I think that some people don't like listening to it. We think of dying and death — some people get a little scared.

Among 20th century artists, who inspires you?

I like minimal art. Twelve years ago, I was an artist in residence at the Chinati Foundation in Marfa, Texas, where I saw Donald Judd's box sculptures. I like Barnett Newman. I like color field paintings. [Gestures to the installation.] This drawing is like a color field. And it's a monochrome painting, very minimal. But the waves are all different from each other. It's both minimal and not minimal.

Can you talk about your installation at the Venice Biennale?

I drew 299 people, each person for 3 minutes. I drew 299 heartbeats, and left one silver plate hanging on the wall. When you come into the space, you hear the sound of heartbeats. The empty plate represents the possibility of the 300th drawing.
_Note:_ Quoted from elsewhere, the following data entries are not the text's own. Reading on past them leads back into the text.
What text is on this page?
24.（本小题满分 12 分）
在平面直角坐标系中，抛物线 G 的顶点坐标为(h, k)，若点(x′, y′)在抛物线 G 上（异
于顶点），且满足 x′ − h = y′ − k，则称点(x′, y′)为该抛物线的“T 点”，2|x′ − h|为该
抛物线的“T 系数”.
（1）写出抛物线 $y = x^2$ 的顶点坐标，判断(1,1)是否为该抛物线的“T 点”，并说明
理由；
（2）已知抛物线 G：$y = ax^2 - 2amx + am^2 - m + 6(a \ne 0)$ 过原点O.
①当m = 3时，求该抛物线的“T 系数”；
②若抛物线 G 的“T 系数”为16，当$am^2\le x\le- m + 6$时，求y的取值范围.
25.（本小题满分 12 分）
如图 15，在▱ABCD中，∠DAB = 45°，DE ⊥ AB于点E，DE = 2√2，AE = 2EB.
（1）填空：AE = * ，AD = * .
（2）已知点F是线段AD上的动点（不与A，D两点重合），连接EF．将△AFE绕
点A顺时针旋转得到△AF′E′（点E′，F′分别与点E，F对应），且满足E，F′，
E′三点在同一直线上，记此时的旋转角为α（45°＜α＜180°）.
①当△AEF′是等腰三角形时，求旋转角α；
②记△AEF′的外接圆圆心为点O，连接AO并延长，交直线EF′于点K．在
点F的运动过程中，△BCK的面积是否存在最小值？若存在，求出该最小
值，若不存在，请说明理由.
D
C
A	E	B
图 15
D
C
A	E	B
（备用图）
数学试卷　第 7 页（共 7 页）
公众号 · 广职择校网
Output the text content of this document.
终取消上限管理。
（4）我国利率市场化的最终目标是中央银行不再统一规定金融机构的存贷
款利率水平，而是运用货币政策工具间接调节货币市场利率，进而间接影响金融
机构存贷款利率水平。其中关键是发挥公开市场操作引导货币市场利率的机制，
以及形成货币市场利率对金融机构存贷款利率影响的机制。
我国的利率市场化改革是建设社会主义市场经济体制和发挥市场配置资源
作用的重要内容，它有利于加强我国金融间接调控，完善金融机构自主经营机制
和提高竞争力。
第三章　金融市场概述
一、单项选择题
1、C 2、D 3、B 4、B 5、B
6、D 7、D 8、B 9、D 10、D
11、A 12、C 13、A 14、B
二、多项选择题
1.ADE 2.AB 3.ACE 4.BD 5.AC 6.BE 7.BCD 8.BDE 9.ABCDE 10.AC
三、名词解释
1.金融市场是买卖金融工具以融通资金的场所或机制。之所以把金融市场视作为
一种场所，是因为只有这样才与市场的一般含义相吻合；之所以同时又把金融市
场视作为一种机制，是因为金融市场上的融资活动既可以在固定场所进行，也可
What is your next project?

Now, I'm thinking more about special heartbeats. For example, runner's or dancer's heartbeats. I want to make a more individual heartbeat painting. For example, I could draw for only you. I would listen to your story, and hear about your life — how your childhood was, who your boyfriend is. I would memorize your history. And then I can make a more original painting.

So you would listen to someone's life story and create a work as you imagine what their heartbeat would sound like.

Yes. My inspiration would come from you, for example. My next show will probably be in New York, but I can't describe it — it's secret for now.

Can you tell us more about yourself?

Myself? Nothing. I'm just drawing heartbeats.